Venimmo invitati anche alla Casa Bianca dal presidente George Bush. Il vero capo della Cia. Mi sembrò un guerrafondaio, un bugiardo e un mascalzone. Appena entrati, mi accorsi che mi volevano mettere un po’ da parte. Blandivano Borg, che doveva fare quattro scambi con Bush figlio, e guardavano con preoccupato sospetto sua moglie. Mancavano di umorismo, erano ossessivi e io decisi di farli impazzire.

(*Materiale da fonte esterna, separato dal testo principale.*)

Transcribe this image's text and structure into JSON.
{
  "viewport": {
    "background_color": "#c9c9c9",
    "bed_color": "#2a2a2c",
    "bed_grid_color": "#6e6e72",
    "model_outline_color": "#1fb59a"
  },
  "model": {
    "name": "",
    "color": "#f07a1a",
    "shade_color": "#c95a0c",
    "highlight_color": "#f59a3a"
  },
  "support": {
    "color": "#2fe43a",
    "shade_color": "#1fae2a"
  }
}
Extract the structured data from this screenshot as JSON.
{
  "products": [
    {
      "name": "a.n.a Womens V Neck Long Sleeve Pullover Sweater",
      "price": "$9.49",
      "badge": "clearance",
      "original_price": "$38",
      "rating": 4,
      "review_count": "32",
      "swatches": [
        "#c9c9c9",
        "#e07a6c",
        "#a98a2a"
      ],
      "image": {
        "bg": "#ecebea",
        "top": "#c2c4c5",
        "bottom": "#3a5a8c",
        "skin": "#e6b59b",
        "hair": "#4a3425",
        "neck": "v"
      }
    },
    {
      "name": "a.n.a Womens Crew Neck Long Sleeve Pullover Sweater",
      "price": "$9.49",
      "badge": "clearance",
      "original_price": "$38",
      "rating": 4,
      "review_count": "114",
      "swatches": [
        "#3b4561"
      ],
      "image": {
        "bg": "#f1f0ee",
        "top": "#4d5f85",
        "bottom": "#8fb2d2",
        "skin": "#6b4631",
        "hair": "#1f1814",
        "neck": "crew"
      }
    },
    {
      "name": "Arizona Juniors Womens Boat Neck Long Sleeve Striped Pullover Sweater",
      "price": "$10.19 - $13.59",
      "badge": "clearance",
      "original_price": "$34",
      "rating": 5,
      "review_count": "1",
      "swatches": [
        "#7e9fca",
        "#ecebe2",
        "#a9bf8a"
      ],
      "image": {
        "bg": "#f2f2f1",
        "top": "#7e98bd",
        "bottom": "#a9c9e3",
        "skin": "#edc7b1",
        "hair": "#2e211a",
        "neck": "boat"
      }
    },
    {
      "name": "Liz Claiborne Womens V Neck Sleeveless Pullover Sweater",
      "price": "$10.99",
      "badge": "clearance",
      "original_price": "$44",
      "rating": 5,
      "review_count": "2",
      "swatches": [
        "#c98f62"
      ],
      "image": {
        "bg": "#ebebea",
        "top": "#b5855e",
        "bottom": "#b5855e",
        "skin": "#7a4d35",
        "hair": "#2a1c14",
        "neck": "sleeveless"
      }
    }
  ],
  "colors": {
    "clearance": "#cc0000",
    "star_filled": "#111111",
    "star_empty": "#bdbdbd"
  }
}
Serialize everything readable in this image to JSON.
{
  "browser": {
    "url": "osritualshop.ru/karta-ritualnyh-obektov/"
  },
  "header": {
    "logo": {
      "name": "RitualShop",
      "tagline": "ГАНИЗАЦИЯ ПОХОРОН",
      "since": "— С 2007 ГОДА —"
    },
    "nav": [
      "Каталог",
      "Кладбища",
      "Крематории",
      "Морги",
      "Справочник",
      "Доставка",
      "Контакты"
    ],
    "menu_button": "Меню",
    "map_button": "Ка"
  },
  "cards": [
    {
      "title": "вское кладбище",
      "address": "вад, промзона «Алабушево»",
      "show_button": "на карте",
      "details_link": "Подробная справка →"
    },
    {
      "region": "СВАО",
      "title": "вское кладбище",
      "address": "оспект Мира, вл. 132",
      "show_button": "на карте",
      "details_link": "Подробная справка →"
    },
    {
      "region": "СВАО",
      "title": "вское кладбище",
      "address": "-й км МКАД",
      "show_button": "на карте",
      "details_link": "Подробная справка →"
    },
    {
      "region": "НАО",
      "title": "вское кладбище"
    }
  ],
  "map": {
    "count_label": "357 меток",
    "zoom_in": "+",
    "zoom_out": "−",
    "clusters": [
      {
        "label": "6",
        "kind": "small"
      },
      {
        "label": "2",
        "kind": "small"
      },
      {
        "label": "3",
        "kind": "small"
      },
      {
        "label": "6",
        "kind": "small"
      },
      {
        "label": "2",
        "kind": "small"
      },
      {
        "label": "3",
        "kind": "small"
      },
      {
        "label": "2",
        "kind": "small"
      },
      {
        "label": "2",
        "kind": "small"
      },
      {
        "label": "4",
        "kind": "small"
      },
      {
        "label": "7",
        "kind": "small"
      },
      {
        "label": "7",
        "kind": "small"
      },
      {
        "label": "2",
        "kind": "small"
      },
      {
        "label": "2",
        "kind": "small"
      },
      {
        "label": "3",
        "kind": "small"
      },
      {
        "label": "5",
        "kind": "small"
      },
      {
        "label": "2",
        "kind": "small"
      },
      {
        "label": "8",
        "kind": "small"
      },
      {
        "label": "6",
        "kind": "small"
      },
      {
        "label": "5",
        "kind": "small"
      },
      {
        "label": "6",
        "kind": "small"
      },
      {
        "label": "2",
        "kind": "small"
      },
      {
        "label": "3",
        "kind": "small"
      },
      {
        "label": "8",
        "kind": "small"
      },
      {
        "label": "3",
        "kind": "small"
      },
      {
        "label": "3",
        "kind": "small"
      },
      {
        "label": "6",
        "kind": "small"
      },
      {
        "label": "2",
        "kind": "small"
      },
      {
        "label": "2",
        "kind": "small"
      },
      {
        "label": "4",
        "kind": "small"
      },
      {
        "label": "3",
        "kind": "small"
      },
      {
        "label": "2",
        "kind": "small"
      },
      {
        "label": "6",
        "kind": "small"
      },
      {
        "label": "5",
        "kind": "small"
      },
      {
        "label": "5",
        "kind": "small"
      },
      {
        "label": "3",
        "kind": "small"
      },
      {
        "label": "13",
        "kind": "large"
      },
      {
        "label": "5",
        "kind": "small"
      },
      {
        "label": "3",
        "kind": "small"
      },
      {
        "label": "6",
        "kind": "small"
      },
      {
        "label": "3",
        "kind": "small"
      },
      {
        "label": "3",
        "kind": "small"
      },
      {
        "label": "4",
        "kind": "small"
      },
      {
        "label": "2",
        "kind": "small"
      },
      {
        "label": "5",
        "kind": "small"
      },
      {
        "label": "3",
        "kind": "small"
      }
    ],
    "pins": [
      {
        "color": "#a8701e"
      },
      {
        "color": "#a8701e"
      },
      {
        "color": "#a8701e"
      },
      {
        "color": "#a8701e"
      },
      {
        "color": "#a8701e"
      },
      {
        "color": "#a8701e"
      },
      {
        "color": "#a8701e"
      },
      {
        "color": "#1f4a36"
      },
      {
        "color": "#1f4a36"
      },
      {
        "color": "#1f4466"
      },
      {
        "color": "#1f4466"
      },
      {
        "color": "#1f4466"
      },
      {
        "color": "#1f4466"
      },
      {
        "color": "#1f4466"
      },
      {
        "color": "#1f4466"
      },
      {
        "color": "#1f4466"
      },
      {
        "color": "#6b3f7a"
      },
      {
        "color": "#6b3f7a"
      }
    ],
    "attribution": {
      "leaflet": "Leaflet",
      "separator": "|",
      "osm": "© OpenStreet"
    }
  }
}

Mi invitarono a visitare lo Studio Ovale e vidi appeso un grande quadro in cui Toro Seduto faceva bella mostra di sé: «Bello questo ritratto del primo presidente americano, complimenti» dissi. E quelli, che gli indiani li avevano sterminati a tempo debito, capirono l’antifona e sbiancarono. Avevo fatto una battuta, ma pretendere che la capissero era chiedere troppo. Mi mostrarono poi un enorme mappamondo di legno.
Sopra c’erano appoggiate alcune calamite e quella più appariscente, rossa come l’inferno, cingeva la città di Mosca. Mi avvicinai e mi ci sdraiai sopra: «Ma allora è vero che li osservate, i russi?». Mi affacciai fuori per vedere Borg e Bush giocare, ma iniziò a piovere e dopo pochi scambi la partita fu interrotta, con grande scorno di Bush figlio. La babbiona, la moglie di Bush Sr, mi guardava male. Avevo una borsa a forma di orsacchiotto, in tutto e per tutto simile a un peluche che Ilona Staller sfoggiava in Parlamento.
Con me i Bush erano un po’ a disagio. Mi sentivo osservata e a mia volta osservavo incredula uomini della Cia e dell’Fbi intenti ad asciugare con il phon un campo da tennis. L’operazione era vana, perciò il piccolo Bush suggerì a Borg di continuare la gara in un circolo privato: «Così mi fai vincere» disse a bassa voce a Björn, «e io rimorchio un paio di ragazze del club».
Andarono, Borg lo fece vincere e ci rivedemmo a cena alla Casa Bianca. Ospiti d’onore erano i Bin Laden, padre e figlio. Si muovevano come amici di famiglia. Avevano affari solidi con i Bush e non facevano niente per nasconderlo. C’erano ambiti fuori controllo. Onnipotenti che potevano giocare con i destini del pianeta. I Bin Laden e i Bush erano in cima alla lista.
Avevano affari petroliferi in comune e, come se non bastasse, l’America aveva anche un debito di riconoscenza con la famiglia che aveva contribuito a mandar via i russi dall’Afghanistan. Quando ci congedammo, Bush mi donò un blocchetto di biglietti da visita. C’era scritto solo «The President», senza intestazioni personali. Gli diedi una gomitata: «Geniale, così quando vi capita di ammazzarne uno non dovete neanche allertare le tipografie».